I approach the table set for twelve; the only seat not taken is beside my mother. I check that the turkey is still hidden under my salad as I take my seat. If I don’t pick it up or draw attention to it in any way, maybe she won’t notice it’s there. But I’ve chosen a slice with crispy skin, my favorite thing. It’s more than the skin, of course. Eating this meat, now, is a validation of me. A validation of all I’ve come to understand about myself, a validation of the journey and also of the arrival. Eating this turkey doesn’t mean I believe turkey is better for me than almonds or filberts or blended salad, but it does mean that I’ve created a life where there is room for less-than-perfect eating and where there is balance. Balance is its own kind of health, the kind I want most.

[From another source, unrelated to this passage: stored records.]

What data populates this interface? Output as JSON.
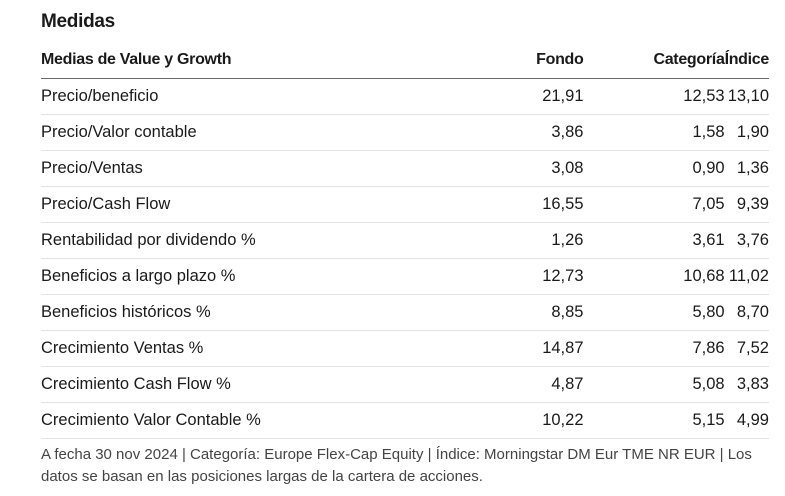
{
  "title": "Medidas",
  "table": {
    "headers": [
      "Medias de Value y Growth",
      "Fondo",
      "Categoría",
      "Índice"
    ],
    "rows": [
      {
        "label": "Precio/beneficio",
        "fondo": "21,91",
        "categoria": "12,53",
        "indice": "13,10"
      },
      {
        "label": "Precio/Valor contable",
        "fondo": "3,86",
        "categoria": "1,58",
        "indice": "1,90"
      },
      {
        "label": "Precio/Ventas",
        "fondo": "3,08",
        "categoria": "0,90",
        "indice": "1,36"
      },
      {
        "label": "Precio/Cash Flow",
        "fondo": "16,55",
        "categoria": "7,05",
        "indice": "9,39"
      },
      {
        "label": "Rentabilidad por dividendo %",
        "fondo": "1,26",
        "categoria": "3,61",
        "indice": "3,76"
      },
      {
        "label": "Beneficios a largo plazo %",
        "fondo": "12,73",
        "categoria": "10,68",
        "indice": "11,02"
      },
      {
        "label": "Beneficios históricos %",
        "fondo": "8,85",
        "categoria": "5,80",
        "indice": "8,70"
      },
      {
        "label": "Crecimiento Ventas %",
        "fondo": "14,87",
        "categoria": "7,86",
        "indice": "7,52"
      },
      {
        "label": "Crecimiento Cash Flow %",
        "fondo": "4,87",
        "categoria": "5,08",
        "indice": "3,83"
      },
      {
        "label": "Crecimiento Valor Contable %",
        "fondo": "10,22",
        "categoria": "5,15",
        "indice": "4,99"
      }
    ]
  },
  "footnote": "A fecha 30 nov 2024 | Categoría: Europe Flex-Cap Equity | Índice: Morningstar DM Eur TME NR EUR | Los datos se basan en las posiciones largas de la cartera de acciones."
}
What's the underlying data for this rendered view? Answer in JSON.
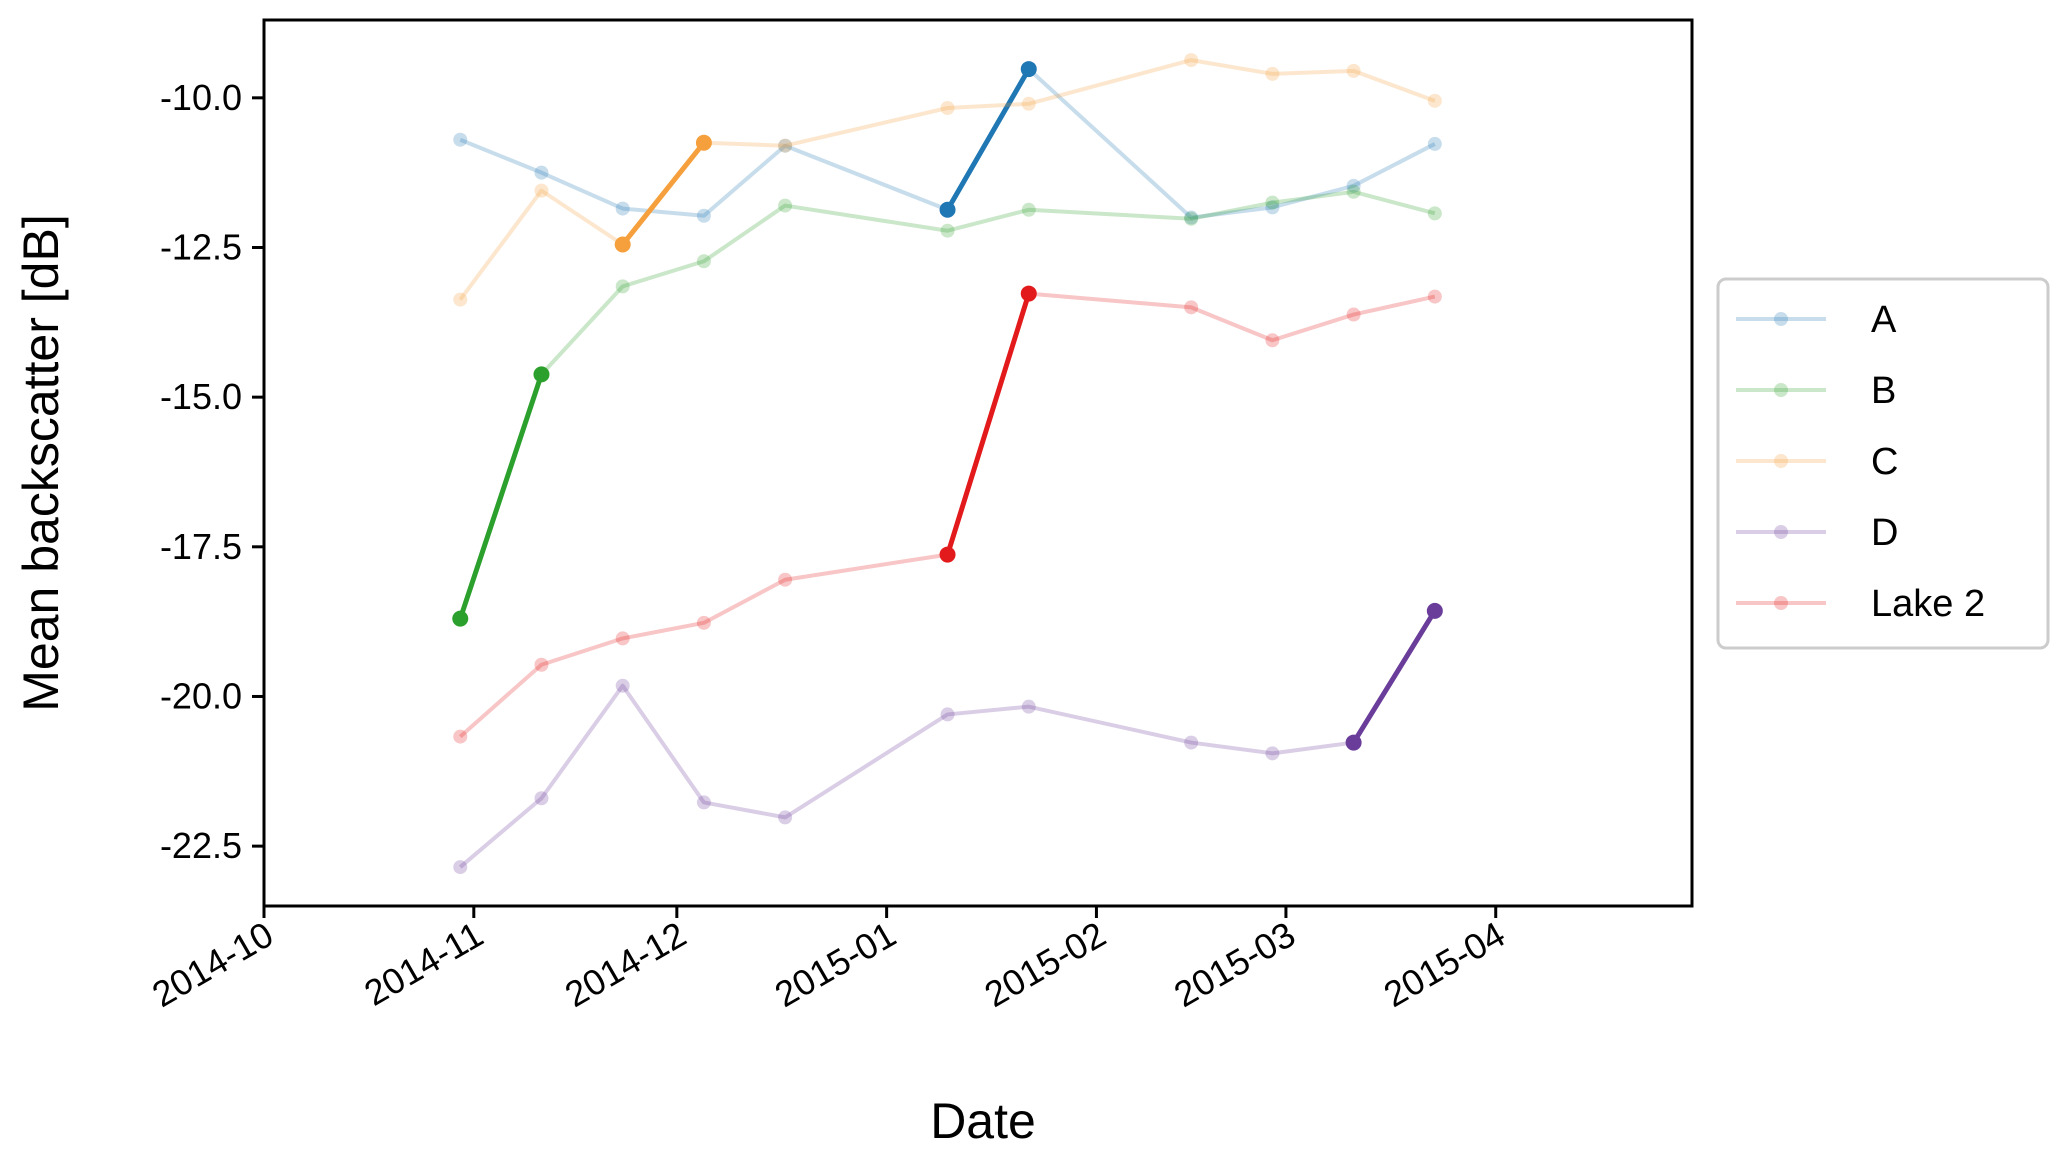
{
  "chart_data": {
    "type": "line",
    "title": "",
    "xlabel": "Date",
    "ylabel": "Mean backscatter [dB]",
    "xlim": [
      "2014-10-01",
      "2015-04-30"
    ],
    "ylim": [
      -23.5,
      -8.7
    ],
    "x_ticks": [
      "2014-10",
      "2014-11",
      "2014-12",
      "2015-01",
      "2015-02",
      "2015-03",
      "2015-04"
    ],
    "y_ticks": [
      "-10.0",
      "-12.5",
      "-15.0",
      "-17.5",
      "-20.0",
      "-22.5"
    ],
    "y_tick_values": [
      -10.0,
      -12.5,
      -15.0,
      -17.5,
      -20.0,
      -22.5
    ],
    "grid": false,
    "legend_position": "right",
    "x": [
      "2014-10-30",
      "2014-11-11",
      "2014-11-23",
      "2014-12-05",
      "2014-12-17",
      "2015-01-10",
      "2015-01-22",
      "2015-02-15",
      "2015-02-27",
      "2015-03-11",
      "2015-03-23"
    ],
    "series": [
      {
        "name": "A",
        "color": "#1f77b4",
        "values": [
          -10.7,
          -11.25,
          -11.85,
          -11.97,
          -10.8,
          -11.87,
          -9.52,
          -12.0,
          -11.83,
          -11.47,
          -10.77
        ],
        "highlight": [
          5,
          6
        ]
      },
      {
        "name": "B",
        "color": "#2ca02c",
        "values": [
          -18.7,
          -14.62,
          -13.15,
          -12.73,
          -11.8,
          -12.22,
          -11.87,
          -12.02,
          -11.75,
          -11.57,
          -11.93
        ],
        "highlight": [
          0,
          1
        ]
      },
      {
        "name": "C",
        "color": "#f5a03c",
        "values": [
          -13.37,
          -11.55,
          -12.45,
          -10.75,
          -10.8,
          -10.17,
          -10.1,
          -9.37,
          -9.6,
          -9.55,
          -10.05
        ],
        "highlight": [
          2,
          3
        ]
      },
      {
        "name": "D",
        "color": "#6a3d9a",
        "values": [
          -22.85,
          -21.7,
          -19.82,
          -21.77,
          -22.02,
          -20.3,
          -20.17,
          -20.77,
          -20.95,
          -20.77,
          -18.57
        ],
        "highlight": [
          9,
          10
        ]
      },
      {
        "name": "Lake 2",
        "color": "#e31a1c",
        "values": [
          -20.67,
          -19.47,
          -19.03,
          -18.77,
          -18.05,
          -17.63,
          -13.27,
          -13.5,
          -14.05,
          -13.62,
          -13.32
        ],
        "highlight": [
          5,
          6
        ]
      }
    ]
  }
}
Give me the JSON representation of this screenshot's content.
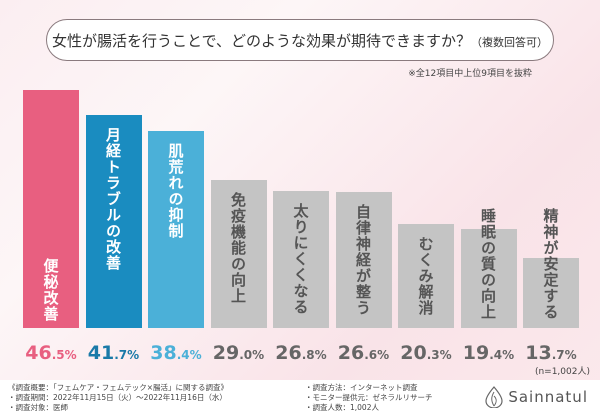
{
  "header": {
    "title": "女性が腸活を行うことで、どのような効果が期待できますか？",
    "title_suffix": "（複数回答可）",
    "note": "※全12項目中上位9項目を抜粋"
  },
  "chart_data": {
    "type": "bar",
    "title": "女性が腸活を行うことで、どのような効果が期待できますか？（複数回答可）",
    "categories": [
      "便秘改善",
      "月経トラブルの改善",
      "肌荒れの抑制",
      "免疫機能の向上",
      "太りにくくなる",
      "自律神経が整う",
      "むくみ解消",
      "睡眠の質の向上",
      "精神が安定する"
    ],
    "values": [
      46.5,
      41.7,
      38.4,
      29.0,
      26.8,
      26.6,
      20.3,
      19.4,
      13.7
    ],
    "value_labels": [
      "46.5",
      "41.7",
      "38.4",
      "29.0",
      "26.8",
      "26.6",
      "20.3",
      "19.4",
      "13.7"
    ],
    "unit": "%",
    "ylim": [
      0,
      46.5
    ],
    "grid": false,
    "sample": "(n=1,002人)",
    "colors": [
      "#e85f80",
      "#1a8cc0",
      "#4bb0d8",
      "#c4c4c4",
      "#c4c4c4",
      "#c4c4c4",
      "#c4c4c4",
      "#c4c4c4",
      "#c4c4c4"
    ],
    "value_colors": [
      "#e85f80",
      "#1a7aa8",
      "#4bb0d8",
      "#666666",
      "#666666",
      "#666666",
      "#666666",
      "#666666",
      "#666666"
    ],
    "label_colors": [
      "#ffffff",
      "#ffffff",
      "#ffffff",
      "#555555",
      "#555555",
      "#555555",
      "#555555",
      "#555555",
      "#555555"
    ]
  },
  "footer": {
    "summary": "《調査概要：「フェムケア・フェムテック×腸活」に関する調査》",
    "period": "・調査期間：2022年11月15日（火）～2022年11月16日（水）",
    "target": "・調査対象：医師",
    "method": "・調査方法：インターネット調査",
    "provider": "・モニター提供元：ゼネラルリサーチ",
    "count": "・調査人数：1,002人",
    "brand": "Sainnatul"
  }
}
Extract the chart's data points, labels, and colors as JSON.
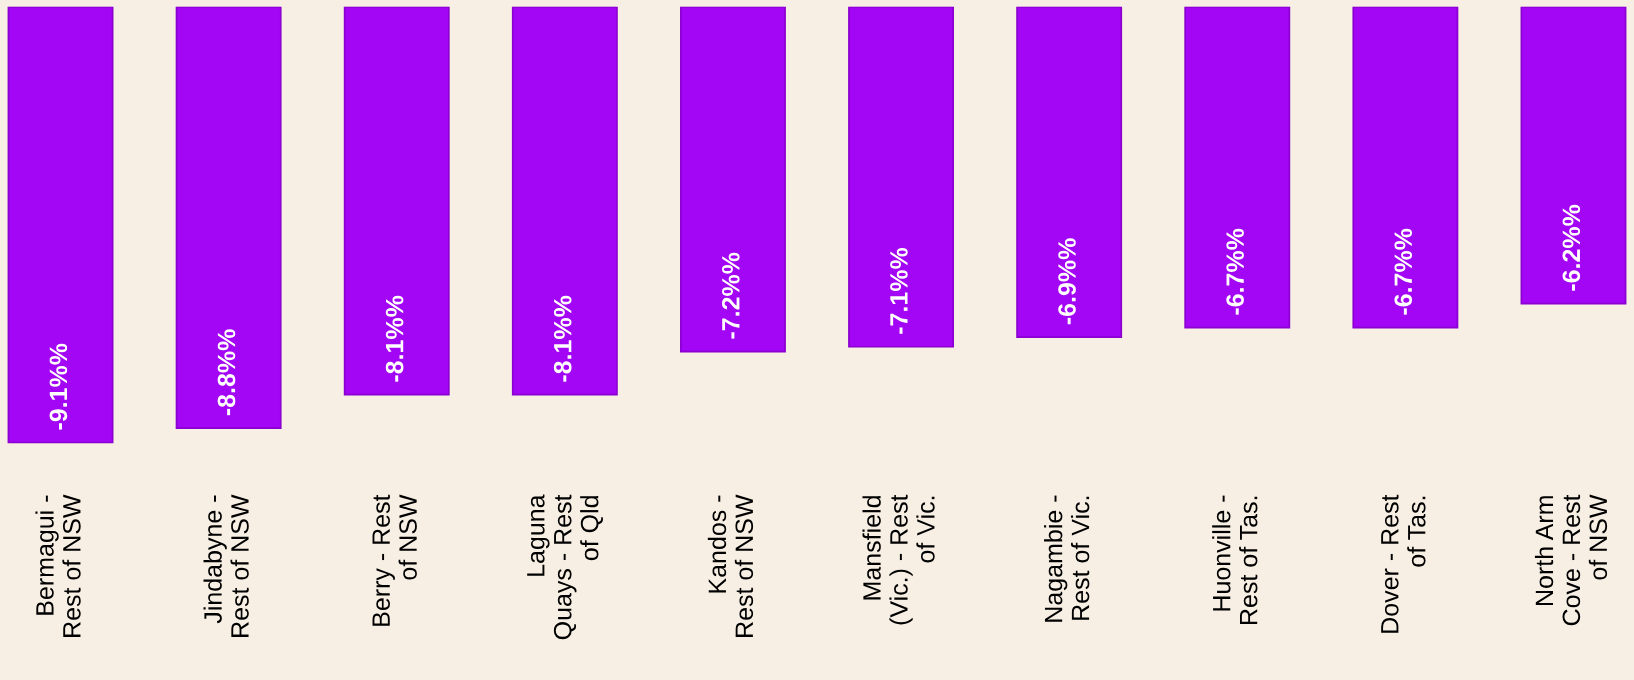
{
  "chart_data": {
    "type": "bar",
    "categories": [
      "Bermagui -\nRest of NSW",
      "Jindabyne -\nRest of NSW",
      "Berry - Rest\nof NSW",
      "Laguna\nQuays - Rest\nof Qld",
      "Kandos -\nRest of NSW",
      "Mansfield\n(Vic.) - Rest\nof Vic.",
      "Nagambie -\nRest of Vic.",
      "Huonville -\nRest of Tas.",
      "Dover - Rest\nof Tas.",
      "North Arm\nCove - Rest\nof NSW"
    ],
    "series": [
      {
        "color": "#a305f5",
        "values": [
          -9.1,
          -8.8,
          -8.1,
          -8.1,
          -7.2,
          -7.1,
          -6.9,
          -6.7,
          -6.7,
          -6.2
        ],
        "value_labels": [
          "-9.1%%",
          "-8.8%%",
          "-8.1%%",
          "-8.1%%",
          "-7.2%%",
          "-7.1%%",
          "-6.9%%",
          "-6.7%%",
          "-6.7%%",
          "-6.2%%"
        ]
      }
    ],
    "tick_labels": "x",
    "grid": false,
    "legend": false
  }
}
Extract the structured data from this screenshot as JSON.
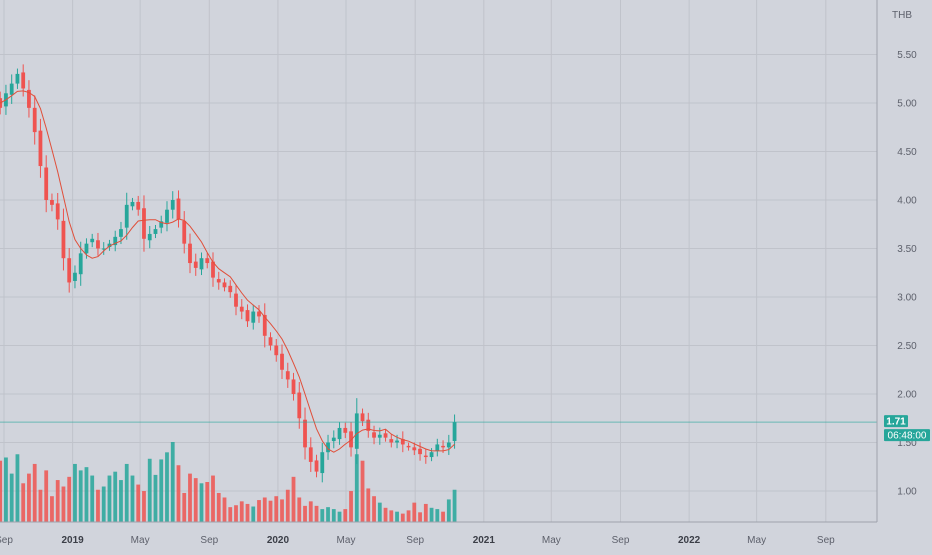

Beside me, my mother is holding a conversation with Braddy, seated on her other side. I eat some sweet potato, then a forkful of string beans, a spoonful of stuffing. A little bit of this, a little bit of that. After a few moments, I’m tired of stalling. Around me, everyone else is eating the turkey and it looks delicious. My heart is beating hard as I move the spring mix aside with my fork and stab the slice of turkey. Though she is still talking to my brother and isn’t looking at me, I can feel her awareness. Alarm bells of adrenaline go off inside me, and the periphery of my vision blurs as I raise the piece to my lips and take a bite. My heart is pounding so hard, I can’t taste anything. I chew anyway, swallow. She continues to talk to Braddy. I take another bite. She is still talking and responding to my brother as I swallow this bite, too. Had I expected her to shatter? Expected this to annihilate her? Jay calls to her from across the table and she answers, then she says something to Braddy’s son, Otto, seated beside Jay. Otto responds. I feel the anticlimax of this moment, the waste. All these years I carried around the guilt and the burden and this was all I had to do? I take another bite, and my heart is still pounding but not as hard now. I chew. I’m not comfortable. I still can’t taste the meat, though to her it must appear as though I’m eating this turkey easily. I look around the table at her children and grandchildren laughing with her and one another, enjoying this meal, their plates filled with beautiful food. What must she think of the fact that none of her offspring has followed in the extreme path she continues to take with diet and prescribed to us in our formative years? I wonder if it does indeed look like a careless, blithe decision to become the carefree eaters that my brothers and I must seem to her to be. Our easiness, now, belies all we have suffered, our struggles for normalcy over decades around eating. This is our gift to her: the sparing of any recrimination, the sparing of the personal battle we have each waged to get to who we are now.